The way the Clock (which also played a key role in critically-acclaimed graphic novel Watchmen) works is simple: the closer the minute hand is to midnight, the closer the Bulletin scientists believe the world is to an irrevocable catastrophe, with the team adjusting and announcing the clock’s time every year depending on various factors.

Doomsday Clock graph, 1947–2017. The lower points on the graph represent a higher probability of technologically or environmentally-induced catastrophe, and the higher points represent a lower probability.

The furthest from midnight the clock has ever been set was 17 minutes to midnight in 1991, while the closest it’s ever gotten was in 1953, when hydrogen bomb testing by the US and Russia saw it pushed all the way up to two minutes to midnight.

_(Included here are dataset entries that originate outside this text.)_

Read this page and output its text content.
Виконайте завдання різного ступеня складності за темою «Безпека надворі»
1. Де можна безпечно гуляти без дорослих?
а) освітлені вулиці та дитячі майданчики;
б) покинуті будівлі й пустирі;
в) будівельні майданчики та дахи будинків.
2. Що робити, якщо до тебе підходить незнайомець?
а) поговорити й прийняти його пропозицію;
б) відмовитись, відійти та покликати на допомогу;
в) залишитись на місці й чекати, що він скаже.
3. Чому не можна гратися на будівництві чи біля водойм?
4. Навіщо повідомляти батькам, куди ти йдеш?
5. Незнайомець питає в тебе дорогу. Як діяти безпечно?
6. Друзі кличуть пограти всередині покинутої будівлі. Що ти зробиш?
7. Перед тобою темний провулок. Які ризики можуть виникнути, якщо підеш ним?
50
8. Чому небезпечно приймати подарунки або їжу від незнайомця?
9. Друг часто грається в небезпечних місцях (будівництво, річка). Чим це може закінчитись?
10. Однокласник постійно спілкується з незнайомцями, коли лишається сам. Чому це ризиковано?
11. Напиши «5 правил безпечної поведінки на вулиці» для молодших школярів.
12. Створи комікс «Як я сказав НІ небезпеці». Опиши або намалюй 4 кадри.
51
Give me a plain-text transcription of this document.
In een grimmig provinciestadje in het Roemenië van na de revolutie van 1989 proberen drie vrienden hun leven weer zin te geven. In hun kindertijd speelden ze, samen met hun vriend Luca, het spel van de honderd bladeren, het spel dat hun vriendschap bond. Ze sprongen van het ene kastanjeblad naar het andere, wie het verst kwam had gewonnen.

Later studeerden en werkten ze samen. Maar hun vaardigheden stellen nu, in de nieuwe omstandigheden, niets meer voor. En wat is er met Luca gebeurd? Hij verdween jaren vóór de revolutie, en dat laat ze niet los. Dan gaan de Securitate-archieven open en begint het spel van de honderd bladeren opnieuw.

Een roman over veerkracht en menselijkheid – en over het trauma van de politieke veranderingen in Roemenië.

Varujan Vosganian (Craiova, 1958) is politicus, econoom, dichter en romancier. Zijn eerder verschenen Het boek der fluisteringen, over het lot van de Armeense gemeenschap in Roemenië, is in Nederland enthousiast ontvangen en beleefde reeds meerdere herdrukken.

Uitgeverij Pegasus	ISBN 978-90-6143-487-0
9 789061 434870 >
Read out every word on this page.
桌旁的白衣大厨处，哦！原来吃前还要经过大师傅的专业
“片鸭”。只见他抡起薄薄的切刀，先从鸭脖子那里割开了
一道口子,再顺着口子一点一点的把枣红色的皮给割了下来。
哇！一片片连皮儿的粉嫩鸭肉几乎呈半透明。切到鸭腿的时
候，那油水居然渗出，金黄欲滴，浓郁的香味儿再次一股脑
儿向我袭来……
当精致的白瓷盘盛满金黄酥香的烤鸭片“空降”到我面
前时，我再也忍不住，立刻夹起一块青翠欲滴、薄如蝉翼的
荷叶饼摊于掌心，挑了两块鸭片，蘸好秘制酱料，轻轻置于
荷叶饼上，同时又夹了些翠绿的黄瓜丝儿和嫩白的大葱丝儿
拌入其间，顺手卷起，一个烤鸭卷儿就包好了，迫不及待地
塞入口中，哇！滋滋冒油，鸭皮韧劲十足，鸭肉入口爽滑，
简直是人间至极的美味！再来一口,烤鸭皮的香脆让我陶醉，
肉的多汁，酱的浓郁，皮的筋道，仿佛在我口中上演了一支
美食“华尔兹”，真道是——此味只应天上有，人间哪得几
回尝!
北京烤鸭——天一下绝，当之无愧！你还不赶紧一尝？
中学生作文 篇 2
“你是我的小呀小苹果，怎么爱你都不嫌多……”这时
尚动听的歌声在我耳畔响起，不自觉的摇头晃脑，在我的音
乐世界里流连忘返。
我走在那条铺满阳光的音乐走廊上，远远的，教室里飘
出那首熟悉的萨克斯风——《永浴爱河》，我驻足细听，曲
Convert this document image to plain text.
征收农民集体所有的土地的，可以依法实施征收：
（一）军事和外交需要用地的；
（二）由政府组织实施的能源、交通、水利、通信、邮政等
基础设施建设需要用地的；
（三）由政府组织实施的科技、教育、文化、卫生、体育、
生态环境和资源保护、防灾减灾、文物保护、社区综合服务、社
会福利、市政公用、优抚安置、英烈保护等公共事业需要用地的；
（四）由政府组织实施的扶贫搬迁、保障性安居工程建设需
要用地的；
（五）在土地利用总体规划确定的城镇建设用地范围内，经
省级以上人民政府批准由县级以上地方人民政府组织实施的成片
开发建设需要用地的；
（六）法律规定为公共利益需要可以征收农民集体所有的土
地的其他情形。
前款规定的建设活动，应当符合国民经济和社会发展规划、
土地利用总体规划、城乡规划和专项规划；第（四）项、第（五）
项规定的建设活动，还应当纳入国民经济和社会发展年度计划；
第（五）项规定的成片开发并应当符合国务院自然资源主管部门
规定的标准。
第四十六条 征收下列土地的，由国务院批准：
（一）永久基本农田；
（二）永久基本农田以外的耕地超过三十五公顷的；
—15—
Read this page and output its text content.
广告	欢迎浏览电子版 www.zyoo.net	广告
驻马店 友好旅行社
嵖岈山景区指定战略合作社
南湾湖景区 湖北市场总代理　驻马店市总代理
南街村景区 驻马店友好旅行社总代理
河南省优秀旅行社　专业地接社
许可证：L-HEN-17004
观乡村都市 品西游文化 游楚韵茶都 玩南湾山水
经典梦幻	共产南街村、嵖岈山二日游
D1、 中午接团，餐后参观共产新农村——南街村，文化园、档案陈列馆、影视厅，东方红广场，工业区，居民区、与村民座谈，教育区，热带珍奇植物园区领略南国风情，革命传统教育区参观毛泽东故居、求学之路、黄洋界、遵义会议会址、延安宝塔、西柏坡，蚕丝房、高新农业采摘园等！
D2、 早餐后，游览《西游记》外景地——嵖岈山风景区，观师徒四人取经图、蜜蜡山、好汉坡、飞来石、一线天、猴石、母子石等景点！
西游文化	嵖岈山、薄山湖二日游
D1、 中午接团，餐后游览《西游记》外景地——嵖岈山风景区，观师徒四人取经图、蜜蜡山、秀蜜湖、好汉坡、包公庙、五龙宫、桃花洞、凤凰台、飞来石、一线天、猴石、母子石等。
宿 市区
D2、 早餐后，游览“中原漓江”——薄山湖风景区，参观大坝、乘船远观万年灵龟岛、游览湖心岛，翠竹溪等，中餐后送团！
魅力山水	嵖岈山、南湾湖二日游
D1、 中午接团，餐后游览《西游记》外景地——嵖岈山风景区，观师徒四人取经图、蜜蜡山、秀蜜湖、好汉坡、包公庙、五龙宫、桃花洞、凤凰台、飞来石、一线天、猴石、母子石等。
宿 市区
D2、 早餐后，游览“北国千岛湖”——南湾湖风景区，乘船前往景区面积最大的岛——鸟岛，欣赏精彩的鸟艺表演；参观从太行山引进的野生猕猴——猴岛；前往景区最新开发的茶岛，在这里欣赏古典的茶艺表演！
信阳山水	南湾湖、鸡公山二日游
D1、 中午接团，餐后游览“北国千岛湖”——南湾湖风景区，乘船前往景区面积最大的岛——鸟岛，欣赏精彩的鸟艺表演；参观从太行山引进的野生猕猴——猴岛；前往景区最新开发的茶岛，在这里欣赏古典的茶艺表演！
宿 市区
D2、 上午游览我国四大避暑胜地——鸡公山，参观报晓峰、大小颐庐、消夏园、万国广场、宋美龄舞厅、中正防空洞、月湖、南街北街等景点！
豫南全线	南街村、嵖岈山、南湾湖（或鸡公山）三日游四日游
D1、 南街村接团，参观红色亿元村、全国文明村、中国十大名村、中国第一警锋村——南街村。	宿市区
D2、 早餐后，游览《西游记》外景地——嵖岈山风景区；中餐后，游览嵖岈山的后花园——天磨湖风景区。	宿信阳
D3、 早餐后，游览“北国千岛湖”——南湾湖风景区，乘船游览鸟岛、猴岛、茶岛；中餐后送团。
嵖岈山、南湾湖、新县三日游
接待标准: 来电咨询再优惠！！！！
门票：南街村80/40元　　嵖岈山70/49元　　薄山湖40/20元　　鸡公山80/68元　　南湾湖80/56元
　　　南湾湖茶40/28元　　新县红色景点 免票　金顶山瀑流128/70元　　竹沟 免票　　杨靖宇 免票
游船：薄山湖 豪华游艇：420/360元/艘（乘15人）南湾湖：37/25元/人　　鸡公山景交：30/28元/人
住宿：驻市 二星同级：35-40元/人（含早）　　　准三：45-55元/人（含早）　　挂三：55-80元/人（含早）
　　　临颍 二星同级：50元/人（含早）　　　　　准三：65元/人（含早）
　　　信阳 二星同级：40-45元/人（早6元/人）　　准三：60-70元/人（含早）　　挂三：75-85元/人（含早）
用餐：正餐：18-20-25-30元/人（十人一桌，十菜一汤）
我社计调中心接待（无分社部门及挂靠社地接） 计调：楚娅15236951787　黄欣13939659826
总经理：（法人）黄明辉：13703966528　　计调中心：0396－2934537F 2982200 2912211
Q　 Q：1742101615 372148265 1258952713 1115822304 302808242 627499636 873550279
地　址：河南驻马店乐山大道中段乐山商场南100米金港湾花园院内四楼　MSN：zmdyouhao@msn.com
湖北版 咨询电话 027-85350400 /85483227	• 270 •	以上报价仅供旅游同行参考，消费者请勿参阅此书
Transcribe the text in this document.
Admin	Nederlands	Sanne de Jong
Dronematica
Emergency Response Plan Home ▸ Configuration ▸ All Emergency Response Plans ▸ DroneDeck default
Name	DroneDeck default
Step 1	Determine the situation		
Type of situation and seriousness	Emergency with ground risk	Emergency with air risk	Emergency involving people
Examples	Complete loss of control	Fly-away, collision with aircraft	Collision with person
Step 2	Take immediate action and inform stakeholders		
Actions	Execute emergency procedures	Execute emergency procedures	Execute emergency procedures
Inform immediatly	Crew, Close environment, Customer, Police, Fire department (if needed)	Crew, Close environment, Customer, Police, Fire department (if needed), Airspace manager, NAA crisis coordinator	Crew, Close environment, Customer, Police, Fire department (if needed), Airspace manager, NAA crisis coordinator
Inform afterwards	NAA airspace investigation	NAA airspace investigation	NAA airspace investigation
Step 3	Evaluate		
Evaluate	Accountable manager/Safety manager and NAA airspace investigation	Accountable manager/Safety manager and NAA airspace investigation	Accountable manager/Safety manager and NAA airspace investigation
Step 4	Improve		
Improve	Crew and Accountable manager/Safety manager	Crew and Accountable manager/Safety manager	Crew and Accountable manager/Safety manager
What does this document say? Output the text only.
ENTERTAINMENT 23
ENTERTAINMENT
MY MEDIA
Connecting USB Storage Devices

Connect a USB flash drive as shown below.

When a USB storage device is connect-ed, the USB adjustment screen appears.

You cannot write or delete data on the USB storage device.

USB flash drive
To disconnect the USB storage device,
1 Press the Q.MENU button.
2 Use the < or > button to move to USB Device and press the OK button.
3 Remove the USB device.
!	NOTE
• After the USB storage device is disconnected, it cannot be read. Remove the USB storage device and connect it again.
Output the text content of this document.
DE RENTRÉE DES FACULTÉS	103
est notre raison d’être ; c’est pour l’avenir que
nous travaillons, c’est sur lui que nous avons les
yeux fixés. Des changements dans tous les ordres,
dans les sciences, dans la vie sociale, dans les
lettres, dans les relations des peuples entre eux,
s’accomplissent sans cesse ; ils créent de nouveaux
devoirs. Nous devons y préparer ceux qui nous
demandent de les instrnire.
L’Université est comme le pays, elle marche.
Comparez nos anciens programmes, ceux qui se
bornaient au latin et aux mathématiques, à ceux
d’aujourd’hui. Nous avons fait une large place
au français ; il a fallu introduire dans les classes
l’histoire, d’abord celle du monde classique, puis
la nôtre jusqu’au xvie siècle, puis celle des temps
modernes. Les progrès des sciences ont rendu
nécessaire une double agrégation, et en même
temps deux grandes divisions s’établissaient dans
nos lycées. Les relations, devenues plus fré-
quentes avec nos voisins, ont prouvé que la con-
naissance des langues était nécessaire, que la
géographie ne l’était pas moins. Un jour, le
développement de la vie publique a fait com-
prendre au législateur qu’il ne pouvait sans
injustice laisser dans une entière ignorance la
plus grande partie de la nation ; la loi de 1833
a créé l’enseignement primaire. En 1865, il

Cheerfully, the current threat rating is actually set at only two-and-a-half minutes to midnight, the second-closest in history, which is according to the Bulletin is due to the “rise of ‘strident nationalism’ worldwide, United States President Donald Trump’s comments over North Korea, Russia, nuclear weapons, and the disbelief in the scientific consensus over climate change by the Trump Administration.” 

In other words, our situation in the real world is currently considered more dire than the threat of alien invasion and complete worldwide disaster that kicked off this week’s episode of Doctor Who, where the Doomsday Clock started off at three minutes (symbolised by everyone’s watches and phones being set to 11:57pm) before continuing to count down as the episode continued.

Members of the Bulletin of Atomic Scientists unveil the 2017 time for the Doomsday Clock on 26th January 2017 in Washington, DC

Obviously, this is a lovely and totally non-depressing thought to go to bed with on this warm Saturday evening, but in fairness to the production team, the Clock was still set at three minutes to midnight when they shot the episode in December, before it was reset in January. And who could have predicted real life would be even weirder and deadlier than a Doctor Who episode?